After the accident, the Van Diens couldn’t remain on the farm in Malone.

“It was based on Hailey’s medical needs,” Pete said. “Doctors requested that she go back to school in Saranac Lake where everything is familiar — where the scenery, the town and the people are familiar. She needed that because she had to relearn everything.”

It’s nearly a year later, and Hailey has bounced back. She does what 9-year-old girls do. She goes to school, she plays video games with her brother, she takes care of her pets: a guinea pig, a chameleon, a brood of chickens, a bunny, a dog and a cat named Spirit.

Though the crash was tragic, Pete and Cynthia try to refrain from being overprotective.

“Definitely no contact sports or intense gym classes,” Cynthia said.

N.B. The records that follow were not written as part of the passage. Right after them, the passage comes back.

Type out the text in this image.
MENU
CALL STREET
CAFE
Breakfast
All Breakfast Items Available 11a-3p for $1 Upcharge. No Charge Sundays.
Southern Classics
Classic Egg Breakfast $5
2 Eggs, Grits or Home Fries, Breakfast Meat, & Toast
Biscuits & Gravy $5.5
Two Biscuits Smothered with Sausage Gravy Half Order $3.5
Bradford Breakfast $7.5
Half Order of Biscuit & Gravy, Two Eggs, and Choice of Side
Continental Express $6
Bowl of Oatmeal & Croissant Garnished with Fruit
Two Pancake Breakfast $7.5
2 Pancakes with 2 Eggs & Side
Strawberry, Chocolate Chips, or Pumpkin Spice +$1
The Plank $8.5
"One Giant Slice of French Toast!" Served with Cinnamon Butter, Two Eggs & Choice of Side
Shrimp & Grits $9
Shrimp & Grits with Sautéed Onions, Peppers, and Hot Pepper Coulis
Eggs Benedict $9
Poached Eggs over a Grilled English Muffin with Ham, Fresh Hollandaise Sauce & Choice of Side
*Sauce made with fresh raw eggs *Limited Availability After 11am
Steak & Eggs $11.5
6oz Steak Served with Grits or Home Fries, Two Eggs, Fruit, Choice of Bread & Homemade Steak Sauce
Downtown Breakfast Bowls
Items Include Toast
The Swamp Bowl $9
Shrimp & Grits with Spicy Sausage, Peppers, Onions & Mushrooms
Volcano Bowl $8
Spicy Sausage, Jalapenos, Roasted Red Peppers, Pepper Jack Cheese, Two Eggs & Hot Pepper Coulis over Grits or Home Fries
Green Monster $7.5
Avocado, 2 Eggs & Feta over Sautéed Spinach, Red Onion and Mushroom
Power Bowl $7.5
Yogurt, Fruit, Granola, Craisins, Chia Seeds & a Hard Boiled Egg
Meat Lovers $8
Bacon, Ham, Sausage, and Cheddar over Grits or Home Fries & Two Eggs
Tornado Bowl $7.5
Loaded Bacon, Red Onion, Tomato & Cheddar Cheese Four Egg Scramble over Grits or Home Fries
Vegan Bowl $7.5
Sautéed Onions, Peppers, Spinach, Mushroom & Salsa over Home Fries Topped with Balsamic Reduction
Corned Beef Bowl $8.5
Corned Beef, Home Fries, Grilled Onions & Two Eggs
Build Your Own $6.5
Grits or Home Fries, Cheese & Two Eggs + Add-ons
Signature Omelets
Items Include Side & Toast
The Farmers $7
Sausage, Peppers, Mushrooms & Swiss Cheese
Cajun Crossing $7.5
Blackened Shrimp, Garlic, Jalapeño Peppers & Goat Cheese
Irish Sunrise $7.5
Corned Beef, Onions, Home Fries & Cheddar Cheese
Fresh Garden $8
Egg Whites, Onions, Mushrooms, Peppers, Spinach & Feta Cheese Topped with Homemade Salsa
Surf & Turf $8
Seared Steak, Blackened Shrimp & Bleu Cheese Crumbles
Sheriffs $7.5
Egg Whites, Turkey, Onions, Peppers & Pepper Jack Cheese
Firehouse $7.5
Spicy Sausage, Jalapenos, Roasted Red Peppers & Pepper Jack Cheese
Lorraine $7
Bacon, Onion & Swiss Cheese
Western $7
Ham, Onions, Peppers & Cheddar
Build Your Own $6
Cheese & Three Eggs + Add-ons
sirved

“We always tell her to grab the railing when walking down steps,” Pete added, “but we really don’t want to be helicopter parents.”

Damage can last a long time they said. Yes, physically, but also emotionally.

“Nobody comes out of this unscathed,” Cynthia said.

At his job in the hospital, Pete will occasionally intubate patients and help them breathe. The squeezing-puffing noise reminds him of when he had to do it for his daughter.

“Everything seems normal,” Cynthia said, “but we’re all healing.”

The crash put everything into perspective, Cynthia and Pete said.

“We don’t put things off anymore,” Pete said. “We make time for family. We take vacations. We don’t take things for granted. I used to work so much, and anything extra in our lives, I would just say, ‘Maybe next week,’ but it’s not like that anymore.”

Hailey will celebrate her 10th birthday at Kate Mountain Park in Vermontville on Sept. 3.

She chose the theme herself — Secret Garden Butterfly Party.